Palantir’s critique may resonate most with buyers already frustrated by uncertain inference bills. Still, model vendors have their own defense: token pricing reflects actual usage and avoids forcing light users into expensive fixed contracts. For some organizations, that flexibility is a feature, not a flaw.
This story rests on a thin source base. The single available item is a CNBC report surfaced through Google News, and the extracted text does not include the full article body. As a result, the article can responsibly report that CNBC says Alex Karp criticized the token-based approach associated with OpenAI and Anthropic, and that he used the phrase “Something has gone completely wrong.”
Beyond that, caution is necessary. There is no direct evidence here of financial impact, customer reaction, or any new Palantir product move tied to the criticism. There are also no benchmark claims or adoption metrics in the provided source material. Any comparison of Palantir, OpenAI, and Anthropic in this article is therefore about business-model positioning rather than verified performance or market share.
The next signal to watch is whether Palantir turns Karp’s criticism into a more explicit commercial argument inside AIP and related enterprise AI sales messaging. If the company starts emphasizing cost governance and alternative pricing structures more aggressively, that would suggest this is not just commentary but a coordinated market push.
A second signal is how OpenAI and Anthropic adapt their enterprise packaging. Both companies already offer a mix of API and business-facing products, and sustained pressure from large customers could encourage more fixed-fee, seat-based, or hybrid pricing options alongside token billing.

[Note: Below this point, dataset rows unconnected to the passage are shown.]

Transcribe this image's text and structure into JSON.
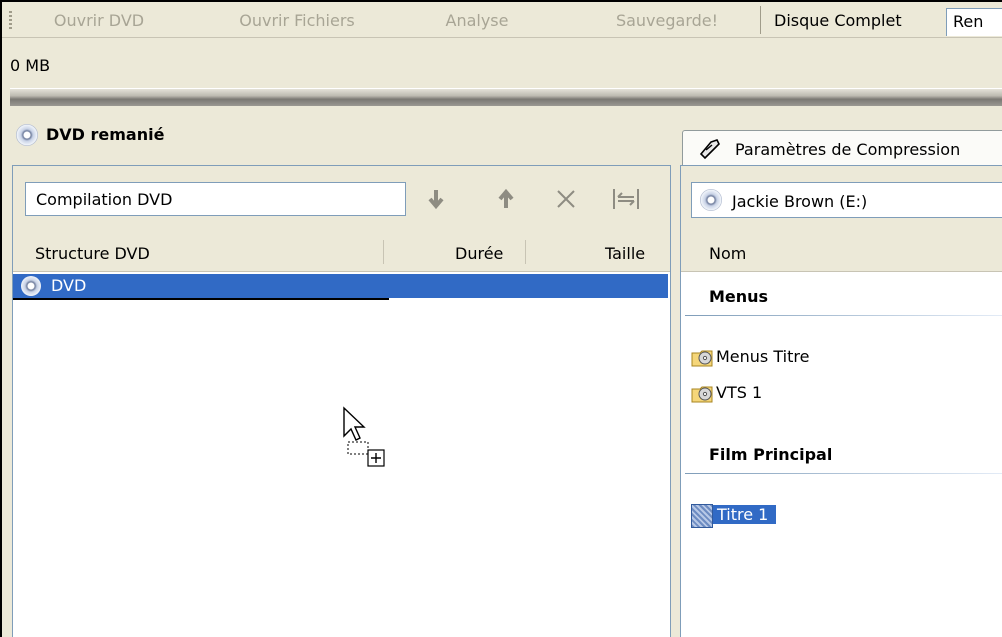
{
  "toolbar": {
    "buttons": [
      "Ouvrir DVD",
      "Ouvrir Fichiers",
      "Analyse",
      "Sauvegarde!"
    ],
    "tabs": [
      "Disque Complet",
      "Ren"
    ]
  },
  "size": {
    "text": "0 MB"
  },
  "left": {
    "title": "DVD remanié",
    "name_input": "Compilation DVD",
    "columns": [
      "Structure DVD",
      "Durée",
      "Taille"
    ],
    "rows": [
      {
        "label": "DVD",
        "selected": true
      }
    ],
    "icons": [
      "arrow-down-icon",
      "arrow-up-icon",
      "delete-icon",
      "fit-icon"
    ]
  },
  "right": {
    "tab_label": "Paramètres de Compression",
    "drive_label": "Jackie Brown (E:)",
    "column": "Nom",
    "groups": {
      "menus": "Menus",
      "film": "Film Principal"
    },
    "items": {
      "menus_titre": "Menus Titre",
      "vts1": "VTS 1",
      "titre1": "Titre 1"
    }
  },
  "colors": {
    "selection": "#316ac5",
    "border": "#7f9db9",
    "background": "#ece9d8"
  }
}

Third, watch how AI agents are sold into enterprises over the next few quarters. If buyers become more sensitive to hidden inference costs, vendors that can show clear unit economics and usage controls may gain an advantage over those relying on broad automation promises.
Finally, it is worth tracking whether more enterprise software CEOs join Karp in criticizing pure usage-based pricing for large language models. If that happens, the debate could shift from a Palantir talking point into a broader market correction.
Karp’s comments matter because they expose a structural issue that the AI market has not fully resolved: the companies creating the most advanced models and the companies deploying AI into real institutions are often optimizing for different things. Model vendors want flexible monetization tied to compute-intensive usage. Enterprises want predictable costs, governance, and systems that solve business problems without turning every workflow into an open meter.
The likely outcome is not the end of token pricing. It is a more layered market. OpenAI and Anthropic will continue to sell model access where performance leads. But as enterprise AI matures, more value may move to orchestration, controls, and packaged workflows—areas where Palantir, and others building around enterprise AI deployment, believe they have an advantage. The real question is not whether tokens disappear. It is which vendors can make token consumption feel economically manageable inside production software.